Kenstec House was only just through the trees. Perhaps it wouldn’t do any harm to venture as far as the edge of the lawns. He doubted anyone would recognise him. Squire Denton would be in his seventies now, if he lived.
Even if his presence was questioned, he could always say he was a rambler who had lost his way.
Adam took a deep breath bringing with it the nostalgic scent of honeysuckle. It was a perfume Constance favored, and it was strong here, as though her presence lingered still. And yet...
He furrowed a brow. There was no honeysuckle covering the ruins, so where had it come from?
He opened his eyes and was face to face with a woman through the opening in the wall.
“Constance?”
The woman looked as shocked as he did.
Before he had time to compose himself, the woman fled, disappearing into the thick of the trees.
“Constance!”
He called out her name once more but had gone no further than a few steps in pursuit before his rational mind could alert him to the differences between the two women.
Constance would be nearly forty now. That woman was at least ten years younger. This woman’s hair was much darker. But it was the eyes he remembered. Constance’s eyes were the lightest shade of blue. His wood sprite had brown eyes – as big and as frightened as a doe’s.

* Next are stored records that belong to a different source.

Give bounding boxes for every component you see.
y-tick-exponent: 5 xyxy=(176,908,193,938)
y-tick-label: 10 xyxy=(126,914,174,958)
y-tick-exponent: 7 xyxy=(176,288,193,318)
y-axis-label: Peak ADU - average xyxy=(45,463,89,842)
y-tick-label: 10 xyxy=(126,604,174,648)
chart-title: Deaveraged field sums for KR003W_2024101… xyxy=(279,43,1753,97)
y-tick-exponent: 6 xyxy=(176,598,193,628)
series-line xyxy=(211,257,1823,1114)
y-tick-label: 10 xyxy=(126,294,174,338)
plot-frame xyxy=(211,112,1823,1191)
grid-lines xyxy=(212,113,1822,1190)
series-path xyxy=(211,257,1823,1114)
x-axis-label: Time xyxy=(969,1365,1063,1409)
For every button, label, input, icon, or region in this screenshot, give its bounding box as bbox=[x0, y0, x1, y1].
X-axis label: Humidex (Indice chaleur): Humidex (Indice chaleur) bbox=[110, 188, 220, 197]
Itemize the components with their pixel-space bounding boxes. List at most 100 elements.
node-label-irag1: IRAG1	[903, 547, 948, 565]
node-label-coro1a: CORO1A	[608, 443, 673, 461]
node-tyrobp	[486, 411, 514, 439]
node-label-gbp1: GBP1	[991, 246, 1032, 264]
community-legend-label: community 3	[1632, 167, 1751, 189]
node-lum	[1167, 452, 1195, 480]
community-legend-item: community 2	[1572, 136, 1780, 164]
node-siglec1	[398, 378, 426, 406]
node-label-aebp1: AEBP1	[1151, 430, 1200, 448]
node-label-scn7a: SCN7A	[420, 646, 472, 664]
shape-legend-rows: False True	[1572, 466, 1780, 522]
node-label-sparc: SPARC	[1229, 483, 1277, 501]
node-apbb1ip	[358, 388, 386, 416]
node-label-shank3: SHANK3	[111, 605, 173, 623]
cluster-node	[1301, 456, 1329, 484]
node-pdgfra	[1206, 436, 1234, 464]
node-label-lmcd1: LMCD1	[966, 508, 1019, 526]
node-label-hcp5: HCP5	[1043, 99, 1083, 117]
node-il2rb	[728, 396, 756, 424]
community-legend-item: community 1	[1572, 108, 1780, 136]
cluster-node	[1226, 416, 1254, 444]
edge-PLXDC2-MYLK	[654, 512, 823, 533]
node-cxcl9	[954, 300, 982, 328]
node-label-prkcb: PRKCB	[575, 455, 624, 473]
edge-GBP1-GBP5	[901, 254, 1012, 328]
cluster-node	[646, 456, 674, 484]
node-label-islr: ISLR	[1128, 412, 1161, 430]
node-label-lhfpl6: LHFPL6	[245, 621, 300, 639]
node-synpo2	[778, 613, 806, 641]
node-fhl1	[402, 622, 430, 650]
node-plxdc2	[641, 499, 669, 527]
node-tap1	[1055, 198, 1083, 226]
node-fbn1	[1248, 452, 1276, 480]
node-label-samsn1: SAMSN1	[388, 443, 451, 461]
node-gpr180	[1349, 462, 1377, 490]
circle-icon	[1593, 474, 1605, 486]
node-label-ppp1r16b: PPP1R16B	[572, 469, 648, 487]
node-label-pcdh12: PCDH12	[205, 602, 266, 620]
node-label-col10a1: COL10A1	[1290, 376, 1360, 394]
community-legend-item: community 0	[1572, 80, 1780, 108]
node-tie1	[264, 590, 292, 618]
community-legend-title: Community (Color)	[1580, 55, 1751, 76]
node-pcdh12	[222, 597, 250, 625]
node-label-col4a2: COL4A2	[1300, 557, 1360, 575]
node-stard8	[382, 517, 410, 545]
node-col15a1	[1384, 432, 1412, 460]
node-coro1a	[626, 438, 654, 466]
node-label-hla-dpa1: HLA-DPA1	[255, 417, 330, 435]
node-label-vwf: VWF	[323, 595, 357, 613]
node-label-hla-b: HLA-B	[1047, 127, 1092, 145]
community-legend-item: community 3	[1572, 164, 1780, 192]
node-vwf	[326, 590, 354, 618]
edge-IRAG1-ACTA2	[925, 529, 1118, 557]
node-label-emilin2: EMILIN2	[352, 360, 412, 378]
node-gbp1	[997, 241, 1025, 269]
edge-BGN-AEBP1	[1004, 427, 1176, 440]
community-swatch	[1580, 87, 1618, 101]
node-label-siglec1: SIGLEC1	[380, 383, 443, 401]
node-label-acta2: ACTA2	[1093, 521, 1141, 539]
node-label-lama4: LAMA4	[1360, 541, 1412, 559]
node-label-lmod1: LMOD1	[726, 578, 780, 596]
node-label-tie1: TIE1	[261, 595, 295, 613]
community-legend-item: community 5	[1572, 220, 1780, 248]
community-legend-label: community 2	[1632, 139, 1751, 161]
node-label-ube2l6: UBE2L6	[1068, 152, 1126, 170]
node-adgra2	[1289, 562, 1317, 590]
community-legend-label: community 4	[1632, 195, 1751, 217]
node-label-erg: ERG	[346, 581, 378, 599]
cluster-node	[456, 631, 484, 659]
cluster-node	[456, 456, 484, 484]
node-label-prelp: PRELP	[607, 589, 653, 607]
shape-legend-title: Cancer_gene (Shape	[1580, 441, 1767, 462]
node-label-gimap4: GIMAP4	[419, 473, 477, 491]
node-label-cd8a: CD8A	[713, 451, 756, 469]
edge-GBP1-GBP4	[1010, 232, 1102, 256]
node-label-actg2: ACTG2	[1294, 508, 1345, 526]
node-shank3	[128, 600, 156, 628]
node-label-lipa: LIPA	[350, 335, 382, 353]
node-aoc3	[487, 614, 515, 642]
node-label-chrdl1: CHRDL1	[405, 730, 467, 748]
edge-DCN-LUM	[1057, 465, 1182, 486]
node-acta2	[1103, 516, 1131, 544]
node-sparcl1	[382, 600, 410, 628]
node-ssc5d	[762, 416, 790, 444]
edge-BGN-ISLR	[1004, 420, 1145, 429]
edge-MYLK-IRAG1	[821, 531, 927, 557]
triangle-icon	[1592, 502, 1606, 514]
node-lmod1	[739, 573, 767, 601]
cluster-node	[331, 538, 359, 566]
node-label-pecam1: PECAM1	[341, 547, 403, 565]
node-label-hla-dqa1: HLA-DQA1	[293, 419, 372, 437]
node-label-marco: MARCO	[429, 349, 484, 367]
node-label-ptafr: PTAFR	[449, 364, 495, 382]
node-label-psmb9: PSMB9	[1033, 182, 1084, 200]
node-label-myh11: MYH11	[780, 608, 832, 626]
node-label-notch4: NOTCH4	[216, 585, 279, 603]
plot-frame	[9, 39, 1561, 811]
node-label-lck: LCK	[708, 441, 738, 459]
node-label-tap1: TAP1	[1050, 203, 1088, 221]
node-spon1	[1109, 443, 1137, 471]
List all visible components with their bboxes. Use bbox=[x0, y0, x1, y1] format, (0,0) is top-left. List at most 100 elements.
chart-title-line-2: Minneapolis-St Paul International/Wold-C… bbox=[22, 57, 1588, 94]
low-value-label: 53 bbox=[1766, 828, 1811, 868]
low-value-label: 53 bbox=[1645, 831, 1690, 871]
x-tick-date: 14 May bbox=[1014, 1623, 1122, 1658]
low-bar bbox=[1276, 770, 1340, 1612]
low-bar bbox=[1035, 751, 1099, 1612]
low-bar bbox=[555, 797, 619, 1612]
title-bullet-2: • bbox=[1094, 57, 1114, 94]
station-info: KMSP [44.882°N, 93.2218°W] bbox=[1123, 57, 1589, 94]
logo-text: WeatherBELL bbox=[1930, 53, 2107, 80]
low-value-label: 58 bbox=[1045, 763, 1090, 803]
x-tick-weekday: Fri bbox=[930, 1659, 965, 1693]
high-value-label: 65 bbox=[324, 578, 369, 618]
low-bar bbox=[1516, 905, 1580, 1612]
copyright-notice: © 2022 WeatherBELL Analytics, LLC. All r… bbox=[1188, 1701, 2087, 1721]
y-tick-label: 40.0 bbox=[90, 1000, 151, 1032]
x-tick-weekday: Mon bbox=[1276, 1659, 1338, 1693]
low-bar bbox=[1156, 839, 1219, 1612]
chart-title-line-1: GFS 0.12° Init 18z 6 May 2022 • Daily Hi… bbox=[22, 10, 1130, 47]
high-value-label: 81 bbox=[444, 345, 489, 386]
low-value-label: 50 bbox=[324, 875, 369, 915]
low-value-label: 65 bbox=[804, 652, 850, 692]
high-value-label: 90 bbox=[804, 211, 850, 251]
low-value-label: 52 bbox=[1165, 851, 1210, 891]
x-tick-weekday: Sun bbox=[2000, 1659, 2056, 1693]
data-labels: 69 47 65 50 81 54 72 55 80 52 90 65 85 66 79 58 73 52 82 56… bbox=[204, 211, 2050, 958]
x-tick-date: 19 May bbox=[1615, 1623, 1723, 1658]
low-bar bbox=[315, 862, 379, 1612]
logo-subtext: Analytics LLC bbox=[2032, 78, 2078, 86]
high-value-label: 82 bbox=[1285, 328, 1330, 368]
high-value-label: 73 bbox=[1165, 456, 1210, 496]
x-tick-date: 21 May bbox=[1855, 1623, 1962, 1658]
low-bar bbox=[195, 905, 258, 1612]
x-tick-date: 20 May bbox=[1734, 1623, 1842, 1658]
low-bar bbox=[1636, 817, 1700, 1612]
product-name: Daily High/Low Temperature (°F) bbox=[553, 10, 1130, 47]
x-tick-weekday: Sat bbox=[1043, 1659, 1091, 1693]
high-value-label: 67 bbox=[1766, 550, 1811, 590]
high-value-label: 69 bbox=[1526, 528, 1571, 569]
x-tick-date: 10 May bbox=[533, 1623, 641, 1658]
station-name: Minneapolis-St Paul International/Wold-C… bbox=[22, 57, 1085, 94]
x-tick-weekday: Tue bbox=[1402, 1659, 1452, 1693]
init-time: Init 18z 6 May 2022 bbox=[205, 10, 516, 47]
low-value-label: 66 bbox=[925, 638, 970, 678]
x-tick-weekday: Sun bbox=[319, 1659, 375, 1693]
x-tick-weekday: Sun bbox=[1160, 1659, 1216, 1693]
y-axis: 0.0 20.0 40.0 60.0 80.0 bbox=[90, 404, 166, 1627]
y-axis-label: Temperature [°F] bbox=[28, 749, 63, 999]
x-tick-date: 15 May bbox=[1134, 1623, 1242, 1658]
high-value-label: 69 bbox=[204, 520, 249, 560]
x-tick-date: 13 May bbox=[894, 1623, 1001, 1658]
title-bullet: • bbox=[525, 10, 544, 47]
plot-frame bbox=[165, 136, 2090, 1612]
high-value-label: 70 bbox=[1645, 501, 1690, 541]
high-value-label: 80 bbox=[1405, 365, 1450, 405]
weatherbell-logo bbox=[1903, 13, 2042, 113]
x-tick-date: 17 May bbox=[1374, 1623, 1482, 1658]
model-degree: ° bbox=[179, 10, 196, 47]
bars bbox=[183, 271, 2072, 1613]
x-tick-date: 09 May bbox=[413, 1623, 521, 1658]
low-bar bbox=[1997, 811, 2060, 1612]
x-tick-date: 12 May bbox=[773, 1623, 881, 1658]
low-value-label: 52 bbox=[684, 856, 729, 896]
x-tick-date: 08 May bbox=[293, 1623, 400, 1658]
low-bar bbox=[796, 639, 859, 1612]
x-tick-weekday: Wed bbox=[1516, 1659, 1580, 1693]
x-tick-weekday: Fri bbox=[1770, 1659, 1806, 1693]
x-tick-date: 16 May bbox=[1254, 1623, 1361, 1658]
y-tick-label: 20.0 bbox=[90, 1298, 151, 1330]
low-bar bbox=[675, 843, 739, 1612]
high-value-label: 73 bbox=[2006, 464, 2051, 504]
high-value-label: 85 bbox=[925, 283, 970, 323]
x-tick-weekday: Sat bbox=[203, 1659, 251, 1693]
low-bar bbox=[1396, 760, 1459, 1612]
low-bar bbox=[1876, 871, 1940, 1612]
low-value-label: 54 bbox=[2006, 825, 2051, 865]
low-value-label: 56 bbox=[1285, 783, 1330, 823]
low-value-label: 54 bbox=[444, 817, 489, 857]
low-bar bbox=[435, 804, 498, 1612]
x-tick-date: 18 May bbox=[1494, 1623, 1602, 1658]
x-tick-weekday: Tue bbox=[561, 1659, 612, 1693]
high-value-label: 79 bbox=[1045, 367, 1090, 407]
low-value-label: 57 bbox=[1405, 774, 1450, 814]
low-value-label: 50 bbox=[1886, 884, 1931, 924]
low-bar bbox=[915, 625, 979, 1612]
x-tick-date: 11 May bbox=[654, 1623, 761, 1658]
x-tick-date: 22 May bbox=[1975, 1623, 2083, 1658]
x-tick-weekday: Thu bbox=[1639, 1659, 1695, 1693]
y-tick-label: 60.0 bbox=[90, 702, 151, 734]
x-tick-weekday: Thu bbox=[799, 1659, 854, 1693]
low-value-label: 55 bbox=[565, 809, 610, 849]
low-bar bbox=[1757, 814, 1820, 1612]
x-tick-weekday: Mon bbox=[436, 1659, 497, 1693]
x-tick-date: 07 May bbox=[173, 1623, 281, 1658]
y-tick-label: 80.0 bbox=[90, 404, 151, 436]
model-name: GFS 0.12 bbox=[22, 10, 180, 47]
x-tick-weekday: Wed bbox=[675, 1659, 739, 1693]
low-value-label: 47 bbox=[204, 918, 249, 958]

Adam chuckled to himself. He’d frightened a maid from Kenstec House. Or perhaps it was she who startled him.
Either way, it wasn’t an auspicious return to Ponsnowyth.

Excerpt 2
Constance? Constance!
The man’s question lingered and his exclamation rang in Olivia’s ears as she ran through the woods into the safety of the estate grounds.
Who was he? Why would this stranger mistake her for a girl who had been dead these past twenty years? She was afraid she knew the answer, but no – surely it was too much for a coincidence for it to be Adam Hardacre.
By the time Olivia had got half way across the lawn, she had dissuaded herself from such a foolish belief. She must have misheard the man. Clearly, he had been as surprised by her appearance there as she was of his.
She let herself into the house via the kitchen and bolted the door. In the stillness, she became acutely aware of her isolation inside the manor walls. Perhaps it wasn’t wise to stay here on her own tonight.
She wondered if it was too late to accept Polly’s invitation to live at the inn for a few days. Olivia hadn’t minded being on her own in the earlier part of the week when there was much to do in the house, but now, with that work nearly complete, one could almost entertain the thought of ghosts.
And while she was in the mood to contemplate such matters, it was also time to stop dwelling in the past; worse still, in someone else’s past.
The fate of the ill-starred lovers from Constance’s diary was long ago and there was nothing more she could do about it. The mystery of it had been solved.
Olivia went up to her room and packed a small valais. The afternoon sun through the window brought out the red grain of the mahogany of the writing box. Inside it, she had reunited Adam’s love notes with Constance’s diary as well as the letters from St Thomas’ Hospital in London which told of the young woman’s untimely end.
She ran her hand over the box. Did this Adam the carpenter still live?
If she left now, she could stop by the Trezises’ at the timber mill on her way to the inn and ask if they knew how to contact the former owner. She would write him a letter to explain who she was and what she had found. She would make the offer of returning the box and the papers relating to his one-time sweetheart.
Without truly knowing why she did so, Olivia shoved the writing box under her bed next to her trunk. Something which had been hidden for so long ought to be kept hidden until it could be returned to its rightful owner.